Summary Judgment Standard

Presently before the Court is the motion for summary judgment filed by Turner. Summary judgment is appropriate if “the pleadings, depositions, answers to interrogatories, and admissions on file, together with the affidavits, if any, show that there is no genuine issue as to any material fact and that the moving party is entitled to a judgment as a matter of law.” 2 “[W]here the moving party has the burden — the plaintiff on a claim for relief or the defendant on an affirmative defense — his show *424 ing must be sufficient for the court to hold that no reasonable trier of fact could find other than for the moving party.” 3 It is well established that

[i]n reviewing a summary judgment motion, the court is to view the record in the light most favorable to the nonmoving party. The purpose of a summary judgment motion, unlike that of a motion to dismiss, is to determine whether there is evidence to support a party’s factual claims. Unsupported conclusory allegations thus do not create a genuine issue of fact. To withstand summary judgment, the nonmoving party must come forward with specific facts showing that there is a genuine issue for trial. 4

Moreover, “[w]hen the moving party has carried its burden under Rule 56(c), its opponent must do more than simply show that there is some metaphysical doubt as to the material facts.” 5

Burden of Proof

Exceptions to discharge are to be narrowly construed in favor of the debtor so as to promote the “fresh start” policy of the Bankruptcy Code. 6 Under § 523, a creditor seeking to except its claim from discharge must prove the claim is nondischargeable by a preponderance of the evidence. 7

Findings of Fact

Bailey was the owner and operator of Tulsa Steel, a steel fabrication business, from 1972 until March 1, 1999. On March I, 1999, Bailey agreed to sell his interest in Tulsa Steel to Turner. The transaction was structured as a purchase by Turner of the stock of Tulsa Steel, all of which was owned by Bailey. To that end, the parties executed a stock purchase agreement. 8 As part of the agreement, Bailey entered into an employment agreement with Tulsa Steel, which provided Bailey with a source of income and health insurance. 9 In addition, Turner executed and delivered to Bailey a promissory note in the principal amount of $1,200,000. 10 Turner pledged the stock of Tulsa Steel as collateral for the note, and Turner’s wife guaranteed the debt. As a part of the purchase agreement, Turner agreed to provide Bailey with personal financial statements of Turner and his wife, as well as financial statements for Tulsa Steel, on a semi-annual basis. By agreement of the parties, and pursuant to the stock purchase agreement, the amount of the note was adjusted in April of 2001 to $l,025,674. 11

After April of 2001, Bailey and Turner had disputes regarding the sale. Litigation ensued. In November of 2002, the parties entered into a settlement agreement. Under the terms of that agreement, Turner executed two new promisso *425 ry notes in favor of Bailey, each in the amount of $490,820. 12 In addition, Turner extended the term of the employment agreement between Tulsa Steel and Bailey.

On February 25, 2002, Turner provided Bailey with a personal financial statement for Turner and his wife, as well as a financial statement for Tulsa Steel, both for the calendar year ending December 31, 2001. 13 In this personal financial statement, Turner valued his interest in Tulsa Steel at $3,480,000. The balance sheet for Tulsa Steel reflected assets of $1,456,388.73, liabilities of $5,262,539.85, and total capital (or a net worth) of negative $3,806,151.12. The balance sheet of Tulsa Steel reflected net income of $518,869.91 for calendar year 2001. These financial statements were received by Bailey prior to the execution of the November 2002, settlement agreement and promissory notes.
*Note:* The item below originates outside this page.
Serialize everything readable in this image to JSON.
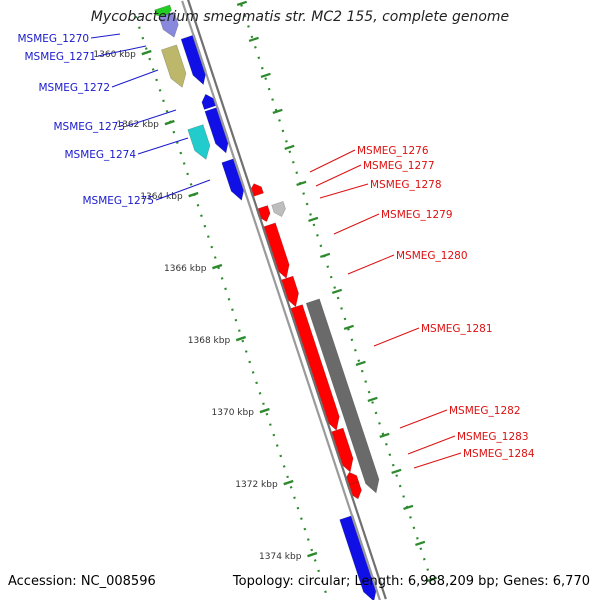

On August 22, 2002, Turner provided Bailey with a personal financial statement for Turner and his wife, as well as a financial statement for Tulsa Steel, both with an effective date of June 30, 2002. 14 In the personal financial statement, Turner again valued his interest in Tulsa Steel at $3,480,000. With respect to Tulsa Steel, the balance sheet listed assets of $2,665,096.46, liabilities of $6,168,837.55, and total capital (or a net worth) of negative $3,503,741.09. Net income for Tulsa Steel during the first six months of 2002 was shown as $302,410.03.

On October 16, 2005, Turner and his wife filed a joint petition for relief under Chapter 7 of the United States Bankruptcy Code.

Free access — add to your briefcase to read the full text and ask questions with AI

Related

Cite This Page — Counsel Stack

Bluebook (online)
358 B.R. 422, 2006 Bankr. LEXIS 3753, 2006 WL 3762086, Counsel Stack Legal Research, https://law.counselstack.com/opinion/bailey-v-turner-in-re-turner-oknb-2006.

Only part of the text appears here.